RECONHECIMENTO PÚBLICO
Nas considerações extrapauta, os Conselheiros prestaram-lhe homenagens por sua trajetória, associada à ampliação do diálogo institucional, à defesa do controle externo e à produção acadêmica voltada à efetividade das políticas públicas.
O colegiado do TCE-MG. Reprodução: TVTCE
Alencar da Silveira Jr. agradeceu pela interlocução construída entre Tribunal e Ministério Público de Contas, sobretudo nos procedimentos de conciliação conduzidos entre as instituições.
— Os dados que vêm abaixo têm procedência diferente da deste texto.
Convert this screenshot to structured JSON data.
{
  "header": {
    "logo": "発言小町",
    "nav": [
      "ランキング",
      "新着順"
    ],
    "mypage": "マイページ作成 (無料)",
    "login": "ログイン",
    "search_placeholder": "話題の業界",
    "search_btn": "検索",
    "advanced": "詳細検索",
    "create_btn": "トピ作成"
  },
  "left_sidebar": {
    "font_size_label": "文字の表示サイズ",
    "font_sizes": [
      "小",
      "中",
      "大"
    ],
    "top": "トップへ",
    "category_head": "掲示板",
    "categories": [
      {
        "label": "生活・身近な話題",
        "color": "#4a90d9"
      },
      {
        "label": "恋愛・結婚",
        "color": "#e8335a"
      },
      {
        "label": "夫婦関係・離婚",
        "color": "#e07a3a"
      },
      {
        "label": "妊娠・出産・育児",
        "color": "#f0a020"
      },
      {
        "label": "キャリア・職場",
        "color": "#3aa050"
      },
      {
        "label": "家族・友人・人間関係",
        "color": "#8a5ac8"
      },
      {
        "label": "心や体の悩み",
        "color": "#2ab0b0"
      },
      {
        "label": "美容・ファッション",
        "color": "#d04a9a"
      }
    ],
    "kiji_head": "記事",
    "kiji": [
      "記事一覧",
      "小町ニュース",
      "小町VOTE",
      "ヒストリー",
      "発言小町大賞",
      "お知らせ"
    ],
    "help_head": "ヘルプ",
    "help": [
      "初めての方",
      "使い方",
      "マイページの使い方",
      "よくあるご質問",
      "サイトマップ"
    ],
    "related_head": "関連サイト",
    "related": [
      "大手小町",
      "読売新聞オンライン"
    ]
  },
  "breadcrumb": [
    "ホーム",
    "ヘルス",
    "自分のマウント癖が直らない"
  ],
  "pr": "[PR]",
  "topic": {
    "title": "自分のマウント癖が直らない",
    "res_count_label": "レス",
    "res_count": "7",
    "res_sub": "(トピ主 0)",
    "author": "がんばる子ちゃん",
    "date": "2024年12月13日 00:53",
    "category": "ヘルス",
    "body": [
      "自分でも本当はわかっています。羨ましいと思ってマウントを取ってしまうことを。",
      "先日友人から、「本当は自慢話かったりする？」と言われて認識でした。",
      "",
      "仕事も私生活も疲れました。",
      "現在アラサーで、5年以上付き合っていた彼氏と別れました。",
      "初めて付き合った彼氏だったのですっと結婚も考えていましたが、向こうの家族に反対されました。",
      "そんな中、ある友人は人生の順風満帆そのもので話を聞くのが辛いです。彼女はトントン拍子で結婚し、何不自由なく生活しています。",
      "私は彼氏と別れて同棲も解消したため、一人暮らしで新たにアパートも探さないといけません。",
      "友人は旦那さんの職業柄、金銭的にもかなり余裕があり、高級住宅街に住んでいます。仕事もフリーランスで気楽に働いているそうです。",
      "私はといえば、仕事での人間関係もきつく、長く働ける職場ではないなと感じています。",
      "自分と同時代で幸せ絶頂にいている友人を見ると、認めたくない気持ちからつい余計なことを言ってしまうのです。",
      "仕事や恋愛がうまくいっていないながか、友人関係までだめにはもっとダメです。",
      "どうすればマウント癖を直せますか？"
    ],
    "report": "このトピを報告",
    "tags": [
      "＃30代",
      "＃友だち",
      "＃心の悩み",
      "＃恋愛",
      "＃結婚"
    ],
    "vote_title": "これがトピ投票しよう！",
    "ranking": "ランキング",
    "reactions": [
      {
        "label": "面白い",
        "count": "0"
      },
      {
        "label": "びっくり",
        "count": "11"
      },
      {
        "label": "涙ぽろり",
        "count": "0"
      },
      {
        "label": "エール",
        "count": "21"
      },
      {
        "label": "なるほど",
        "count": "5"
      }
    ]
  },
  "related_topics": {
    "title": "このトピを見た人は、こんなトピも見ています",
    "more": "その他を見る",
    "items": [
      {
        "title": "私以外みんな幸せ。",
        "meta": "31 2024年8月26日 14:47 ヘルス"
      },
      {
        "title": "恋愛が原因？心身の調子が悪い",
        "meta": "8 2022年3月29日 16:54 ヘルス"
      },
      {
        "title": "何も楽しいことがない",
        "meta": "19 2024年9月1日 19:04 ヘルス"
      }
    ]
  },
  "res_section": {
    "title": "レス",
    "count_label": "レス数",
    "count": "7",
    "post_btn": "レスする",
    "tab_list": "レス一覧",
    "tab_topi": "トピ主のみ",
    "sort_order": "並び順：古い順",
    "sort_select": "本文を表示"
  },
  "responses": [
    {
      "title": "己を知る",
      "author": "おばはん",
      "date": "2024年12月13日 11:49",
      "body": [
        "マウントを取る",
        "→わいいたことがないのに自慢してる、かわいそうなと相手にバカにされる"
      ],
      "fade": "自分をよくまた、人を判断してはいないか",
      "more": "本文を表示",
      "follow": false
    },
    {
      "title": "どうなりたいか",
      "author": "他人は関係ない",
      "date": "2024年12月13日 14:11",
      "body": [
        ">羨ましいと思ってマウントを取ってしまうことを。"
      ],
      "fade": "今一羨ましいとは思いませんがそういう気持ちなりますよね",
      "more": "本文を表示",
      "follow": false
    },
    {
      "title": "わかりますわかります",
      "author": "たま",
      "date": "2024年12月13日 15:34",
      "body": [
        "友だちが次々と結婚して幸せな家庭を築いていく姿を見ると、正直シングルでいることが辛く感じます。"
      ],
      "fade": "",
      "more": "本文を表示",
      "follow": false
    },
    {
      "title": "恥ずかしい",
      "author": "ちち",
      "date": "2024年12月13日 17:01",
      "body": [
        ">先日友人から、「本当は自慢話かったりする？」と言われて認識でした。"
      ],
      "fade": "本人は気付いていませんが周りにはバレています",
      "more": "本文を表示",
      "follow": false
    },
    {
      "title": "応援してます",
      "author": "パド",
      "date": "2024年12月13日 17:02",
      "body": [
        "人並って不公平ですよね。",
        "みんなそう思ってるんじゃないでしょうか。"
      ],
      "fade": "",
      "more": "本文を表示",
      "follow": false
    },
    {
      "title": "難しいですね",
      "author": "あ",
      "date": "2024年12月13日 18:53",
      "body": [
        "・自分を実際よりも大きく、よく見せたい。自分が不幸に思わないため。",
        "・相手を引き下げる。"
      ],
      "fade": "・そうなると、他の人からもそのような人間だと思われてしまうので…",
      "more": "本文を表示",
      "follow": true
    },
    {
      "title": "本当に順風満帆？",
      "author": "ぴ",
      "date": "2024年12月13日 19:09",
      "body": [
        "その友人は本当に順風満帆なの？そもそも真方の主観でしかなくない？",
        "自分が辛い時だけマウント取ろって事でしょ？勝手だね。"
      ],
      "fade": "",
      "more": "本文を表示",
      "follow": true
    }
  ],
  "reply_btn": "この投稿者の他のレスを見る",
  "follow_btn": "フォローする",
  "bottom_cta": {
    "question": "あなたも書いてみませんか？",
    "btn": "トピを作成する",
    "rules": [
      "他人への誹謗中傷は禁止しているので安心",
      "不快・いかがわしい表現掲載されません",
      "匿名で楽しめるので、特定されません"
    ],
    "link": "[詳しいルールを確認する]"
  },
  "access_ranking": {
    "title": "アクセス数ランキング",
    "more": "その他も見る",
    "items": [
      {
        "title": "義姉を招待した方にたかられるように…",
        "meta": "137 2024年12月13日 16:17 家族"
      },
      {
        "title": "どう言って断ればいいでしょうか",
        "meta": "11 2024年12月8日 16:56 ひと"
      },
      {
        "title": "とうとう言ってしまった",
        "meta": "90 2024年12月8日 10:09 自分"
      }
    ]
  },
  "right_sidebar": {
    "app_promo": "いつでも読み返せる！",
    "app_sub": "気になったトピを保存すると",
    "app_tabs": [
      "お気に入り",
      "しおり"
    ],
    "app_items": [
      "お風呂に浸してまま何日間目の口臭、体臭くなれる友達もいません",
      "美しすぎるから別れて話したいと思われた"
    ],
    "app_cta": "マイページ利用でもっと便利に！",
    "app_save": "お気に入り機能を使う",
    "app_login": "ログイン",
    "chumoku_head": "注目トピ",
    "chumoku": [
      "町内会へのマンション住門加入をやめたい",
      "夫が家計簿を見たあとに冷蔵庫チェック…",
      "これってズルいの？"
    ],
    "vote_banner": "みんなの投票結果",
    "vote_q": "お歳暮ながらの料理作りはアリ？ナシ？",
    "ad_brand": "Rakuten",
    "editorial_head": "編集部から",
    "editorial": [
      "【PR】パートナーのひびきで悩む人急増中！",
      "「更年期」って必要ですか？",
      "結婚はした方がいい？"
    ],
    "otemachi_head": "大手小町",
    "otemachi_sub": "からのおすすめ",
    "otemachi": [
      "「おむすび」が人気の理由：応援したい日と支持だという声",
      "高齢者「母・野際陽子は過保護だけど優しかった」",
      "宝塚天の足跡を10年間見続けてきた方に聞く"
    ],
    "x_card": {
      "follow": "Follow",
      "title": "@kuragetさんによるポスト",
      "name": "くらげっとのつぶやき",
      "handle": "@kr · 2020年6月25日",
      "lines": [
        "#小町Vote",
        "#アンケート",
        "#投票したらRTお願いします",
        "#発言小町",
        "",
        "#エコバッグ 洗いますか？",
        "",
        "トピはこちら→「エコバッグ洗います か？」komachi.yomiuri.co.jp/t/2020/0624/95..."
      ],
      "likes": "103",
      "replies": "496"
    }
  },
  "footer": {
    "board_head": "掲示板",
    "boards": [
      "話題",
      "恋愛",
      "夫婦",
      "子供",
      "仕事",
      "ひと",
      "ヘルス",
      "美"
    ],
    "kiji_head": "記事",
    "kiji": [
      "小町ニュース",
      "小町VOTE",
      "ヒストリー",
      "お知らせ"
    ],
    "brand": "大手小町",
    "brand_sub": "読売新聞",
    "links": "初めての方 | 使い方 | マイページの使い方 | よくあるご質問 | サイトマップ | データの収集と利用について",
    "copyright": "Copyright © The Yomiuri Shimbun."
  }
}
Licurgo Mourão conduziu uma das falas mais emocionadas da sessão. Amigo de longa data de Marcílio Barenco, o Conselheiro relembrou passagens da trajetória acadêmica e profissional do Procurador-Geral, retomando dificuldades enfrentadas ao longo da carreira e os custos pessoais impostos pela vida pública. Ao se referir à atuação de Barenco, apontou a coragem como eixo permanente de sua trajetória institucional, associando essa característica à firmeza na defesa do direito e da justiça. Também mencionou a atenção dedicada às pessoas em situação de maior vulnerabilidade e à ampliação de oportunidades por meio das instituições públicas.
Hamilton Coelho ressaltou o comprometimento institucional da gestão e a contribuição de Marcílio Barenco para o amadurecimento das discussões sobre processo estrutural e articulação entre os órgãos de controle.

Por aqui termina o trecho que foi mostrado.